Phone Poem, Behavior Modification

RINGING the CHANGES

              Permutations

Yesterday I loved her much; 

Today I love her not at all! 

Tomorrow I'll love her much again, 

Should laughter break the fall. 

 

That bit of Grubb Street verse has been sitting on my table for over a month, and rightly so, I suspect, for it probably belongs with behavior modification, about which I have just read a definition in the newspaper today that delights me, makes me laugh:  "there's the notion, put forth by psychology, that the same principles that govern the behavior of a caged rat also govern human behavior.  This never-proven proposition is known as behavior modification theory.  Indeed, behavior modification works reliably with rats and dogs, but it appears to work with a human only if the human decides to cooperate."  (John Rosmond, the Herald-Leader, 12/9/15, "Living," 4B, column 3).  John Rosemond writes a weekly column on behavior modification concerning small children, and the ignorant ideas many parents have about how to rear them, ideas that mostly arose from the 60's on and usually involve making the child acquire "a high opinion" of him or herself, "specifically, one's abilities and accomplishments."  We, for example, have a box of trophies in our back room given to our sons for showing up, warming the bench.  Even I, when I could still run, received a ribbon once for showing up to a race, even though I finished poorly, walked part of the course, and only barely stumbled across the finish line after a goodly number of middle and high schoolers.  Everyone who participated got ribbons.  Mine is still hanging near my desk in an office at home that I only use for storage now.  My sons, I am certain, were never taken in by such foolishness and never liked sports that much to begin with, though they did run cross-country, which is how I happened to be running/walking the course that "earned" me my ribbon.  

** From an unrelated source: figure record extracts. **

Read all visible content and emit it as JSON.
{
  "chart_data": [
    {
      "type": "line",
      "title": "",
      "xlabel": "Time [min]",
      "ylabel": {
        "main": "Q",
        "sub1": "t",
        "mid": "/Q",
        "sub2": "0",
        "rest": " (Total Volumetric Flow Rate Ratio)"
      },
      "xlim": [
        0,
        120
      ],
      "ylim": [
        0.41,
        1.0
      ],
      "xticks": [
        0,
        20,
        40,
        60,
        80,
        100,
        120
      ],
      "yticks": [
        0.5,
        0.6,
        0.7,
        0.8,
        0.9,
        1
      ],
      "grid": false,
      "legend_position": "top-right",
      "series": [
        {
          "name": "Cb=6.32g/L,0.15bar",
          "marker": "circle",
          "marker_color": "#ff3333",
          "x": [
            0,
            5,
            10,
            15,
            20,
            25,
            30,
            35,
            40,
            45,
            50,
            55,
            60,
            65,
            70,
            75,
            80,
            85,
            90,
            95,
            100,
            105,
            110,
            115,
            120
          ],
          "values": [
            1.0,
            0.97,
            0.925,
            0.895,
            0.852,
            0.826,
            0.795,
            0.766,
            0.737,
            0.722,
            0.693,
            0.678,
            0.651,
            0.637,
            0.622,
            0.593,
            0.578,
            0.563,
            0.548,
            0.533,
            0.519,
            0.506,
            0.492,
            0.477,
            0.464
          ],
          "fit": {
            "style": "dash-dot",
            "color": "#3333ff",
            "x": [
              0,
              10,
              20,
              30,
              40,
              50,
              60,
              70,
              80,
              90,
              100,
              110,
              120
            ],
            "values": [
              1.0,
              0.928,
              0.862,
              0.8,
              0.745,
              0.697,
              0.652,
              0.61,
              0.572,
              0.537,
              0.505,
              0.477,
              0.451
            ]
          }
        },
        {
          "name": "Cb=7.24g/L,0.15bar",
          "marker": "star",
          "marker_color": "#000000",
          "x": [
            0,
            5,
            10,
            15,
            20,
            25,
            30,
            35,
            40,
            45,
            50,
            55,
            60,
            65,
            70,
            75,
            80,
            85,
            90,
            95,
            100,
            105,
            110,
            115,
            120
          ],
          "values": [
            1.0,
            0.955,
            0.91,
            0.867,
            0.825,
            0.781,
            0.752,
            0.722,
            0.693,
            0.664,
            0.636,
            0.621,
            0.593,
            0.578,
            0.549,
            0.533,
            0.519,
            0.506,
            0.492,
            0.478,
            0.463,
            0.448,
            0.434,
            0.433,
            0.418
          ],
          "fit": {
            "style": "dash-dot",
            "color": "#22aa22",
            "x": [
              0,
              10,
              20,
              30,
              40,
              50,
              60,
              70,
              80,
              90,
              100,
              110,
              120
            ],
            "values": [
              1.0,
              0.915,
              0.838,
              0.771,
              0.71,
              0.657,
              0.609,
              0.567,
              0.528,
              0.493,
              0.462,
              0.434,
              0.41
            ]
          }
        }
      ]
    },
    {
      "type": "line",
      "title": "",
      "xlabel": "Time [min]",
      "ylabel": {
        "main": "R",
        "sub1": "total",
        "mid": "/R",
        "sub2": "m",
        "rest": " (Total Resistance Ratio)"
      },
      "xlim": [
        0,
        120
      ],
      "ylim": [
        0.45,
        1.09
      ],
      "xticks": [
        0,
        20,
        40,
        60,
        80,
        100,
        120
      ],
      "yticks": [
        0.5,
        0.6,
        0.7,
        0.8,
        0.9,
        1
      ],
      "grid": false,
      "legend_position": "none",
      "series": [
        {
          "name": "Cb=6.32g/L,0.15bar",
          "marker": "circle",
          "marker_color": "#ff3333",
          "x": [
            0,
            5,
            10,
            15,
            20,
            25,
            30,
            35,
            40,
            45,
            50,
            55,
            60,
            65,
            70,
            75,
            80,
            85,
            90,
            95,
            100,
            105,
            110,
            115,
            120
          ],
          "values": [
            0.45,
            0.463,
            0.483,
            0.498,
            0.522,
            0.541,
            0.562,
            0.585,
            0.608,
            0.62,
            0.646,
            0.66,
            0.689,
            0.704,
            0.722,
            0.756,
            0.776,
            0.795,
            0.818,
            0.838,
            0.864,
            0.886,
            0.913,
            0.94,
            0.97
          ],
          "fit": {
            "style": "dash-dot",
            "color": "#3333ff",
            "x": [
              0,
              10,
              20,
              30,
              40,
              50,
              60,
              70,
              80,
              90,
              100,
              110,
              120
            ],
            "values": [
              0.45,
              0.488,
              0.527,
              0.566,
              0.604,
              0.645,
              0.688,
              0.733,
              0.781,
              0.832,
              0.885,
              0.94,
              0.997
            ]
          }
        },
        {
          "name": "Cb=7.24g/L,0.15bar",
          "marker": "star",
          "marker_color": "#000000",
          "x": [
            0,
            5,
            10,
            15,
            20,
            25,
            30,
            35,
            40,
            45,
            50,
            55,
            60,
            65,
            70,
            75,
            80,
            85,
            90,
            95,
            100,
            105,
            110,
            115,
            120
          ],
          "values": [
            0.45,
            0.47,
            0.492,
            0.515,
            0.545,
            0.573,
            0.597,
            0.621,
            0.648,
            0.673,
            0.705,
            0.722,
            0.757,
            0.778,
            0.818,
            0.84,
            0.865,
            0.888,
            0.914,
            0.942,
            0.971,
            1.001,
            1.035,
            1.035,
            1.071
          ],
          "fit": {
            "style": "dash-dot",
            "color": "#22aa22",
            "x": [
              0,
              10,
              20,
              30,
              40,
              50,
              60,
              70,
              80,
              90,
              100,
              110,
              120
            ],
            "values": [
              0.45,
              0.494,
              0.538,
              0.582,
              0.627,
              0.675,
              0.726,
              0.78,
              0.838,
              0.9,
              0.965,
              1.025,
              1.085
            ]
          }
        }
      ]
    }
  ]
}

I started running in graduate school after I decided that I really needed to stop smoking, but don't get me going on the pleasures of that vice.  I was 16 when I started smoking and 23 when I quit, cold turkey as they say.  High blood pressure medicine in my 50's forced me to stop running, though I can't say I miss running too much.  My real ribbon exists in my mind.  I ran my 3.1 mile course once in 20:04.  Try as I might I could not break 20.  And gradually as I kept getting older the times kept getting worse too.  Now I am excited if Simon and I manage to do a two mile walk, which we did two of in the past 7 days.  And my legs hurt and my knees hurt, well, just pick a part and I will explain the kind of pain that goes with it.  My right hand, for example.  I now refer to it as the claw.  Big toe right foot.  Toe nail fungus, I think.  Disgusting.  So it goes.  General deterioration of the body politic.